For reference, I’ve played every single Katamari game in-between the original and Touch My Katamari, the latest sequel on the PS Vita. That’s right—We Love Katamari on the PS2, Beautiful Katamari on the 360, Me & My Katamari on the PSP, and Katamari Forever on the PS3 (I didn’t have the energy to download the mobile games). Talk about a dedicated fan!
I understand that there hasn’t been very much innovation through all of these installments, but the quality of the core concept has kept me coming back time and time again, with a couple of minor innovations each time out. I was reminded of the quality of this concept—and the charm of the series’ debut installment—with Katamari Damacy.
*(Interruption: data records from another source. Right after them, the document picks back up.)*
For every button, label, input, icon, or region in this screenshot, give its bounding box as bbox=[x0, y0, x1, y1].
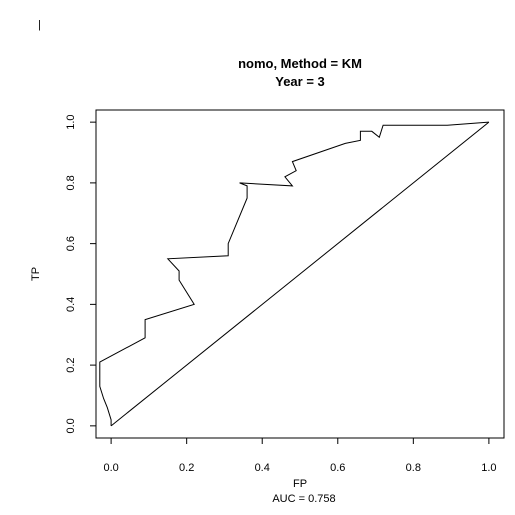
y-tick-label: 0.6 bbox=[65, 236, 77, 251]
x-axis-label: FP bbox=[293, 478, 307, 490]
x-tick-label: 1.0 bbox=[481, 462, 496, 474]
top-left-mark: | bbox=[38, 19, 41, 31]
x-axis: 0.0 0.2 0.4 0.6 0.8 1.0 bbox=[103, 438, 497, 474]
y-tick-label: 0.2 bbox=[65, 357, 77, 372]
roc-curve bbox=[99, 121, 489, 426]
chart-title-line1: nomo, Method = KM bbox=[238, 56, 362, 71]
x-tick-label: 0.4 bbox=[255, 462, 270, 474]
x-tick-label: 0.0 bbox=[103, 462, 118, 474]
x-tick-label: 0.6 bbox=[330, 462, 345, 474]
y-tick-label: 0.8 bbox=[65, 175, 77, 190]
reference-diagonal bbox=[110, 121, 490, 427]
y-tick-label: 0.4 bbox=[65, 297, 77, 312]
y-tick-label: 1.0 bbox=[65, 114, 77, 129]
y-axis-label: TP bbox=[30, 267, 42, 281]
plot-frame bbox=[95, 109, 505, 439]
chart-title-line2: Year = 3 bbox=[275, 74, 325, 89]
y-tick-label: 0.0 bbox=[65, 418, 77, 433]
x-tick-label: 0.8 bbox=[406, 462, 421, 474]
y-axis: 0.0 0.2 0.4 0.6 0.8 1.0 bbox=[65, 114, 96, 434]
x-tick-label: 0.2 bbox=[179, 462, 194, 474]
auc-label: AUC = 0.758 bbox=[272, 493, 335, 505]
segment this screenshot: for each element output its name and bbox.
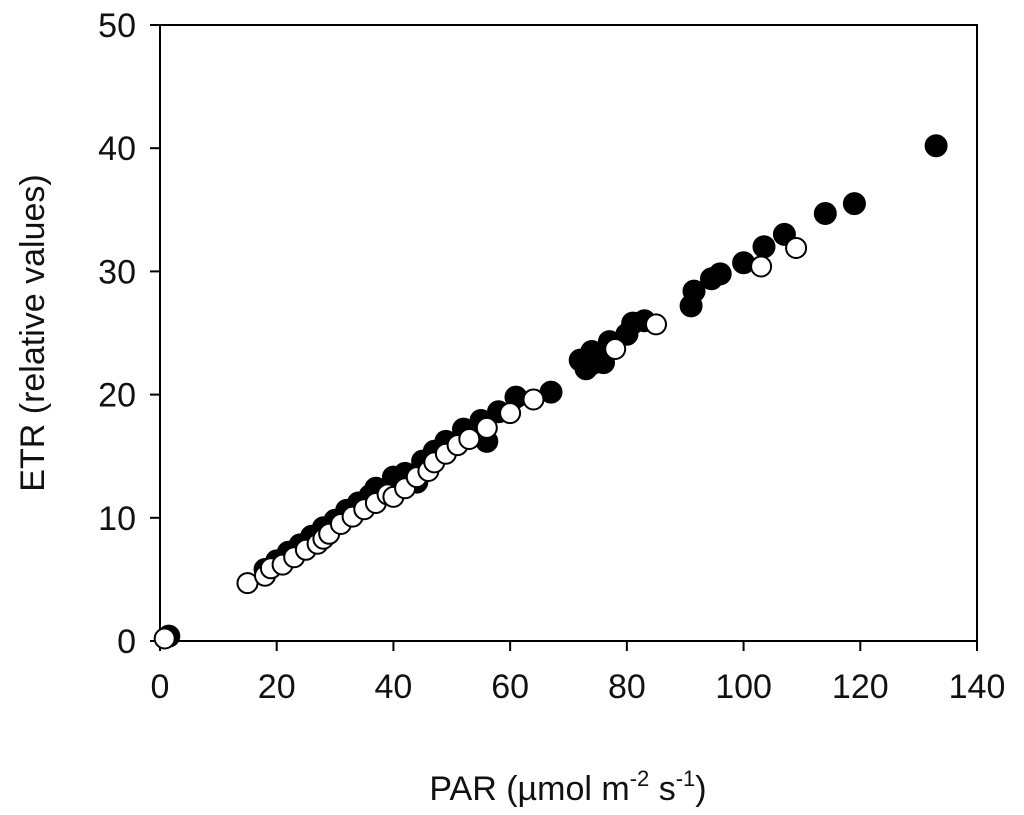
y-tick-label: 50 [98, 7, 136, 45]
x-tick-label: 40 [375, 668, 413, 706]
x-tick-label: 100 [715, 668, 772, 706]
axis-ticks: 0 20 40 60 80 100 120 140 0 10 20 30 40 50 [98, 7, 1005, 706]
open-data-point [750, 255, 773, 278]
y-tick-label: 20 [98, 377, 136, 415]
open-data-point [785, 237, 808, 259]
open-data-point [475, 416, 498, 439]
y-tick-label: 40 [98, 130, 136, 168]
x-tick-label: 20 [258, 668, 296, 706]
x-tick-label: 80 [608, 668, 646, 706]
axis-labels: ETR (relative values) PAR (µmol m-2 s-1) [14, 174, 707, 808]
y-tick-label: 30 [98, 253, 136, 291]
open-data-point [645, 313, 667, 336]
filled-data-point [924, 134, 948, 158]
open-data-point [458, 428, 481, 450]
open-data-point [604, 338, 627, 360]
x-tick-label: 60 [491, 668, 529, 706]
data-points [153, 134, 948, 650]
open-data-point [153, 627, 176, 650]
filled-data-point [708, 262, 732, 286]
open-data-point [522, 388, 545, 411]
y-axis-label: ETR (relative values) [14, 174, 52, 491]
y-tick-label: 10 [98, 500, 136, 538]
filled-data-point [813, 202, 837, 225]
x-tick-label: 140 [949, 668, 1006, 706]
y-tick-label: 0 [117, 623, 136, 661]
filled-data-point [842, 192, 866, 216]
filled-data-point [682, 279, 706, 303]
x-axis-label: PAR (µmol m-2 s-1) [429, 766, 706, 808]
x-tick-label: 0 [151, 668, 170, 706]
open-data-point [499, 402, 522, 425]
x-tick-label: 120 [832, 668, 889, 706]
plot-frame [159, 24, 978, 642]
filled-data-point [752, 235, 776, 259]
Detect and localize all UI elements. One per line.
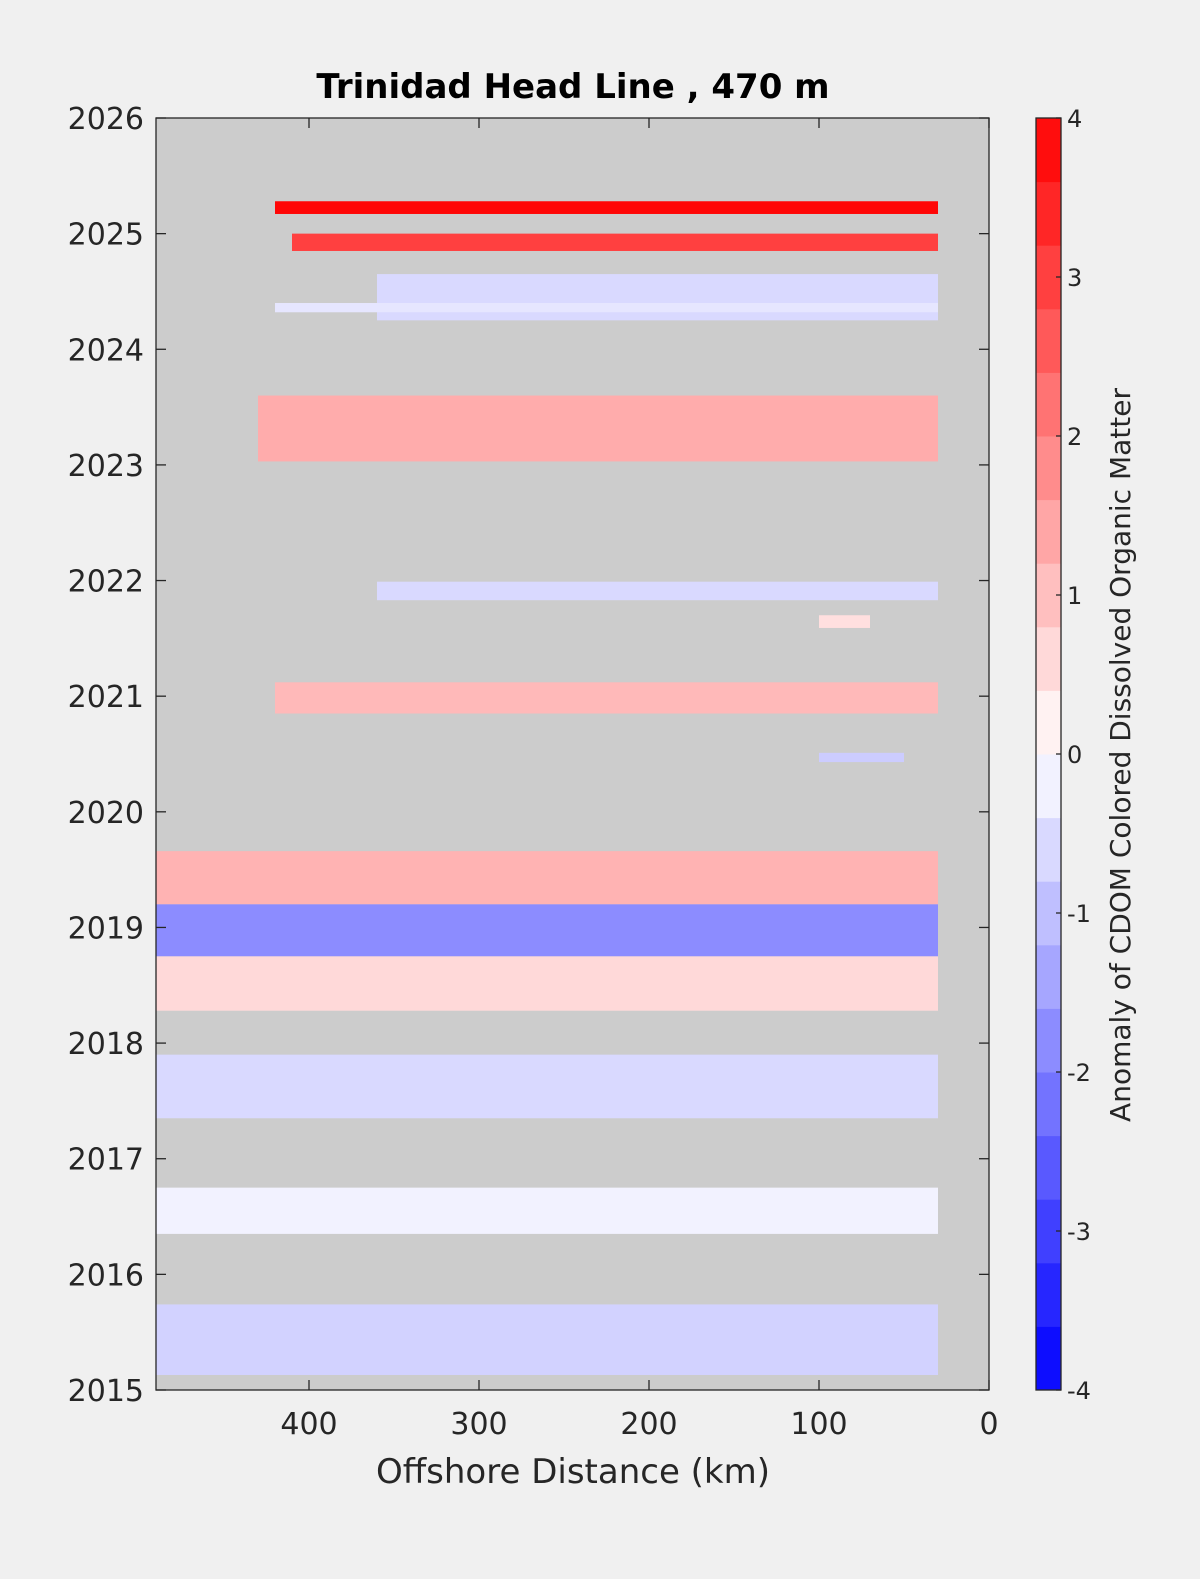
colorbar-segment: [1036, 372, 1061, 437]
y-tick-label: 2020: [68, 796, 144, 831]
colorbar-segment: [1036, 690, 1061, 755]
x-tick-label: 0: [979, 1407, 998, 1442]
colorbar-tick-label: 3: [1067, 264, 1082, 292]
y-tick-label: 2021: [68, 680, 144, 715]
colorbar-label: Anomaly of CDOM Colored Dissolved Organi…: [1104, 388, 1137, 1122]
x-tick-label: 200: [620, 1407, 677, 1442]
colorbar-segment: [1036, 1326, 1061, 1391]
x-axis: 0 100 200 300 400: [280, 118, 999, 1442]
colorbar-segment: [1036, 1262, 1061, 1327]
colorbar-tick-label: -3: [1067, 1218, 1091, 1246]
colorbar-segment: [1036, 944, 1061, 1009]
x-tick-label: 400: [280, 1407, 337, 1442]
colorbar-segment: [1036, 754, 1061, 819]
colorbar-segment: [1036, 308, 1061, 373]
data-band: [156, 1054, 938, 1119]
data-band: [156, 956, 938, 1011]
data-band: [275, 303, 938, 313]
data-band: [156, 1304, 938, 1375]
y-tick-label: 2024: [68, 333, 144, 368]
plot-area: [155, 117, 990, 1391]
data-band: [156, 904, 938, 957]
data-band: [819, 615, 870, 628]
colorbar-tick-label: 1: [1067, 582, 1082, 610]
plot-frame: [155, 117, 990, 1391]
colorbar-segment: [1036, 499, 1061, 564]
y-axis: 2015 2016 2017 2018 2019 2020 2021 2022 2023 2024…: [68, 102, 989, 1409]
colorbar-tick-label: 4: [1067, 105, 1082, 133]
colorbar: -4 -3 -2 -1 0 1 2 3 4: [1035, 105, 1091, 1405]
data-band: [377, 581, 938, 601]
colorbar-segment: [1036, 1135, 1061, 1200]
data-band: [156, 851, 938, 905]
y-tick-label: 2022: [68, 565, 144, 600]
colorbar-segment: [1036, 118, 1061, 183]
colorbar-tick-label: -2: [1067, 1059, 1091, 1087]
colorbar-segment: [1036, 181, 1061, 246]
data-band: [275, 201, 938, 214]
data-band: [156, 1187, 938, 1234]
colorbar-tick-label: -1: [1067, 900, 1091, 928]
data-band: [292, 233, 938, 251]
x-tick-label: 300: [450, 1407, 507, 1442]
chart-title: Trinidad Head Line , 470 m: [316, 67, 829, 107]
data-band: [258, 395, 938, 462]
colorbar-tick-label: 0: [1067, 741, 1082, 769]
data-band: [819, 752, 904, 763]
y-tick-label: 2016: [68, 1258, 144, 1293]
y-tick-label: 2025: [68, 218, 144, 253]
colorbar-segment: [1036, 1072, 1061, 1137]
y-tick-label: 2026: [68, 102, 144, 137]
x-tick-label: 100: [790, 1407, 847, 1442]
colorbar-tick-label: 2: [1067, 423, 1082, 451]
x-axis-label: Offshore Distance (km): [376, 1452, 770, 1492]
y-tick-label: 2018: [68, 1027, 144, 1062]
colorbar-segment: [1036, 436, 1061, 501]
y-tick-label: 2017: [68, 1143, 144, 1178]
colorbar-segment: [1036, 1008, 1061, 1073]
y-tick-label: 2023: [68, 449, 144, 484]
colorbar-segment: [1036, 817, 1061, 882]
data-band: [377, 274, 938, 321]
y-tick-label: 2019: [68, 911, 144, 946]
y-tick-label: 2015: [68, 1374, 144, 1409]
colorbar-segment: [1036, 626, 1061, 691]
colorbar-tick-label: -4: [1067, 1377, 1091, 1405]
data-band: [275, 682, 938, 714]
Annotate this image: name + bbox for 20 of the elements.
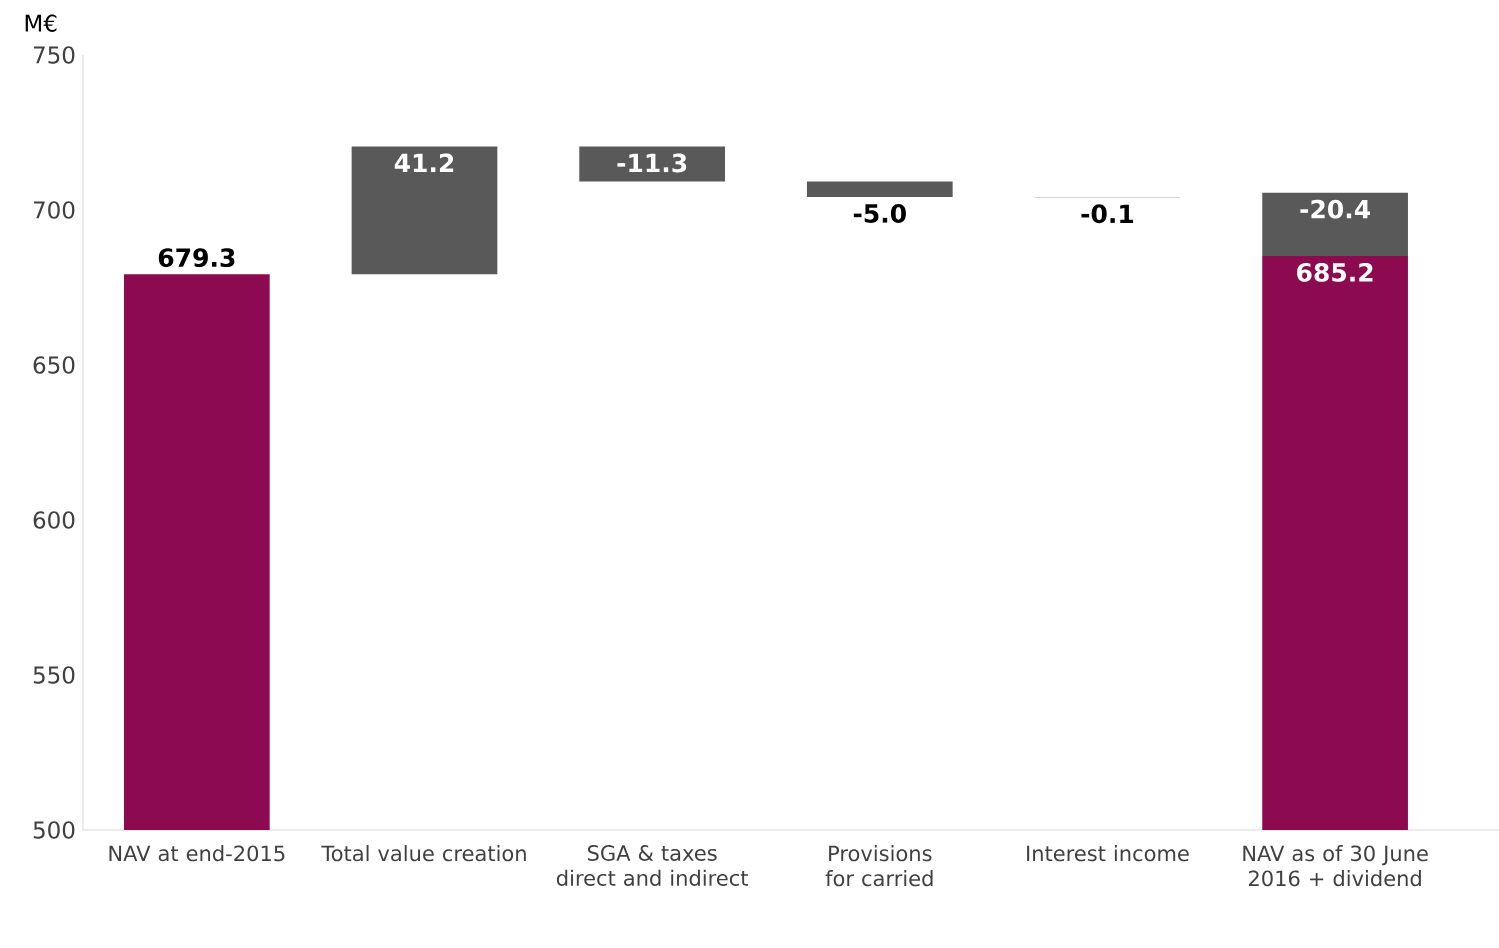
- y-tick-label: 500: [33, 821, 75, 839]
- data-label: 685.2: [1297, 262, 1373, 282]
- data-label: -5.0: [853, 204, 906, 223]
- y-tick-label: 650: [33, 356, 75, 374]
- x-tick-label: Interest income: [1027, 845, 1189, 862]
- x-tick-label: SGA & taxes direct and indirect: [556, 845, 749, 886]
- x-tick-label: NAV as of 30 June 2016 + dividend: [1243, 845, 1428, 887]
- data-label: -0.1: [1081, 204, 1134, 224]
- y-tick-label: 750: [33, 46, 75, 64]
- data-label: -20.4: [1300, 199, 1370, 219]
- y-tick-label: 550: [33, 666, 75, 684]
- y-axis-title: M€: [25, 14, 57, 32]
- x-tick-label: Total value creation: [321, 845, 526, 862]
- data-label: 679.3: [158, 248, 235, 268]
- data-label: 41.2: [394, 153, 454, 173]
- y-tick-label: 600: [33, 511, 75, 529]
- data-label: -11.3: [617, 153, 687, 173]
- x-tick-label: NAV at end-2015: [109, 845, 285, 862]
- x-tick-label: Provisions for carried: [825, 845, 933, 887]
- y-tick-label: 700: [33, 201, 75, 219]
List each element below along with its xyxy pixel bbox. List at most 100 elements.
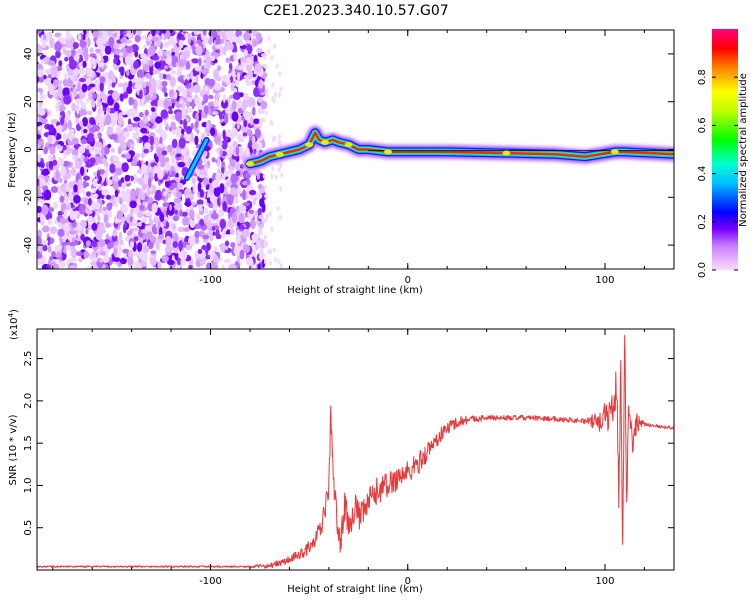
noise-speckle	[261, 140, 266, 149]
noise-speckle	[43, 75, 47, 80]
noise-speckle	[125, 153, 131, 160]
noise-speckle	[105, 114, 112, 126]
noise-speckle-faint	[275, 63, 279, 69]
noise-speckle-faint	[268, 211, 272, 217]
noise-speckle	[39, 94, 46, 99]
noise-speckle	[197, 249, 203, 254]
noise-speckle	[140, 163, 148, 174]
noise-speckle	[80, 166, 85, 176]
noise-speckle	[141, 135, 149, 143]
noise-speckle	[90, 261, 99, 266]
noise-speckle	[256, 143, 262, 153]
colorbar-tick-label: 0.6	[697, 117, 708, 133]
noise-speckle	[78, 146, 86, 154]
noise-speckle	[148, 177, 152, 189]
noise-speckle	[152, 69, 161, 75]
noise-speckle	[238, 224, 245, 230]
noise-speckle	[95, 114, 99, 126]
noise-speckle	[195, 238, 199, 243]
noise-speckle	[185, 100, 191, 108]
noise-speckle	[74, 210, 80, 216]
noise-speckle	[44, 146, 48, 154]
noise-speckle	[171, 83, 175, 88]
noise-speckle	[112, 181, 119, 190]
noise-speckle	[186, 97, 193, 102]
noise-speckle-faint	[278, 71, 282, 77]
noise-speckle	[213, 52, 221, 57]
noise-speckle	[254, 242, 259, 251]
noise-speckle	[134, 260, 140, 269]
noise-speckle	[229, 187, 238, 196]
noise-speckle-faint	[270, 226, 274, 232]
noise-speckle	[112, 90, 119, 101]
noise-speckle	[238, 65, 244, 71]
noise-speckle-faint	[279, 163, 283, 169]
noise-speckle	[229, 156, 233, 165]
noise-speckle	[251, 141, 258, 152]
noise-speckle	[100, 146, 105, 157]
noise-speckle	[79, 40, 87, 48]
noise-speckle	[66, 34, 73, 42]
noise-speckle	[136, 69, 145, 79]
noise-speckle	[48, 124, 55, 134]
noise-speckle	[198, 57, 202, 67]
noise-speckle-faint	[263, 63, 267, 69]
noise-speckle	[37, 68, 44, 78]
noise-speckle	[179, 209, 183, 216]
noise-speckle	[254, 63, 262, 73]
noise-speckle	[58, 261, 66, 268]
noise-speckle	[87, 132, 95, 143]
noise-speckle-faint	[270, 55, 274, 61]
noise-speckle	[89, 157, 95, 167]
noise-speckle	[37, 253, 43, 259]
noise-speckle	[165, 221, 170, 229]
noise-speckle-faint	[270, 173, 274, 179]
noise-speckle	[239, 249, 245, 260]
noise-speckle	[229, 228, 235, 235]
noise-speckle	[47, 206, 55, 213]
noise-speckle	[221, 264, 225, 269]
noise-speckle	[202, 30, 207, 36]
noise-speckle	[118, 112, 123, 117]
noise-speckle	[150, 250, 157, 255]
noise-speckle	[249, 219, 256, 230]
noise-speckle	[163, 41, 170, 48]
noise-speckle	[252, 40, 258, 47]
noise-speckle	[93, 134, 99, 140]
noise-speckle	[243, 32, 251, 41]
noise-speckle	[153, 217, 159, 224]
noise-speckle	[211, 212, 219, 220]
noise-speckle	[198, 230, 204, 237]
noise-speckle	[235, 234, 241, 244]
noise-speckle	[105, 194, 112, 200]
noise-speckle	[181, 211, 188, 217]
noise-speckle	[93, 146, 100, 155]
noise-speckle	[141, 81, 147, 89]
noise-speckle	[240, 61, 246, 67]
noise-speckle	[39, 177, 43, 188]
noise-speckle	[93, 193, 99, 199]
noise-speckle	[114, 219, 119, 224]
noise-speckle	[230, 264, 238, 269]
noise-speckle-faint	[263, 217, 267, 223]
noise-speckle	[95, 48, 101, 53]
noise-speckle	[37, 30, 41, 35]
noise-speckle	[221, 161, 226, 167]
noise-speckle	[190, 201, 196, 206]
noise-speckle	[203, 105, 209, 115]
noise-speckle	[94, 202, 101, 210]
noise-speckle	[238, 213, 245, 224]
noise-speckle	[89, 146, 93, 155]
noise-speckle-faint	[274, 92, 278, 98]
noise-speckle	[166, 144, 173, 153]
noise-speckle	[91, 257, 99, 262]
noise-speckle	[210, 127, 216, 137]
noise-speckle	[50, 186, 59, 193]
noise-speckle	[64, 72, 68, 80]
noise-speckle	[124, 55, 132, 66]
noise-speckle	[62, 144, 67, 151]
noise-speckle	[203, 40, 207, 49]
noise-speckle	[160, 109, 169, 119]
noise-speckle	[123, 30, 128, 35]
noise-speckle	[150, 118, 157, 124]
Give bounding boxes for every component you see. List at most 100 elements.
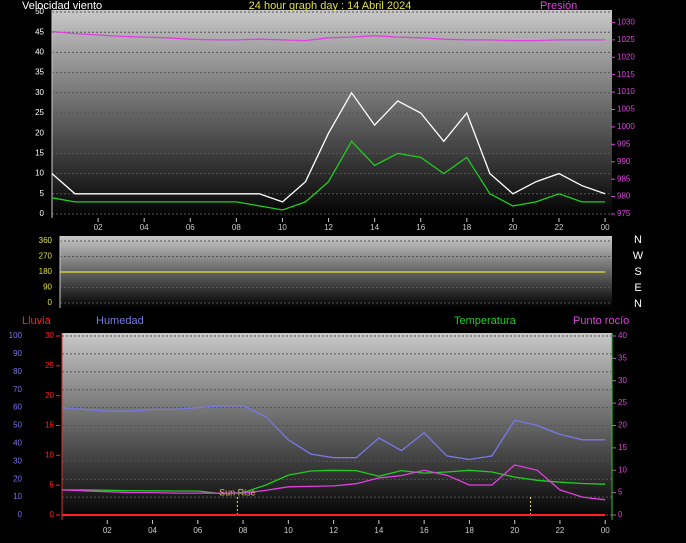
x-tick-label: 02	[103, 526, 112, 535]
x-tick-label: 12	[324, 223, 333, 232]
y2-tick-label: 40	[618, 331, 627, 340]
x-tick-label: 12	[329, 526, 338, 535]
x-tick-label: 22	[555, 526, 564, 535]
x-tick-label: 10	[284, 526, 293, 535]
y-axis-label: Velocidad viento	[22, 0, 102, 12]
x-tick-label: 06	[186, 223, 195, 232]
y-tick-label: 50	[35, 7, 44, 16]
y-tick-label: 10	[35, 169, 44, 178]
y-tick-label: 35	[35, 68, 44, 77]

The game just feels right.
To those who haven’t played the original Katamari, that previous statement probably seems like a compliment that would be issued by a nostalgic stoner, which I can assure you that I’m not. But those who have played the original probably understand that the compliment is an accurate—albeit untypical—tribute to the culmination of the game’s ideas—its music, gameplay, characters, and design, mainly. All of these things come together and result in a final product that was unlike anything that had ever been played before—in a good way, no less. There’s just an indescribable charm to it all.
No installment has beaten the original Katamari yet, and chances are the next entry won’t do so either. But, the original has reminded me of why I continue to buy each sequel (once again barring the annoying phone “games”): capturing just a little bit of the imagination and charm of the first game makes for an incredible experience.
In the coming week, I’m going to try and finish The Wonderful 101, as well as a full, modern game on Rare Replay—probably Kameo, which I never got around to playing on the 360, for whatever reason (I know, I know).
Uncharted 4 is almost here, and I can’t remember the last time that I was this excited for a new release (alright, Fallout 4 and GTA V come to mind, but that’s beside the point). This game is going to be awesome!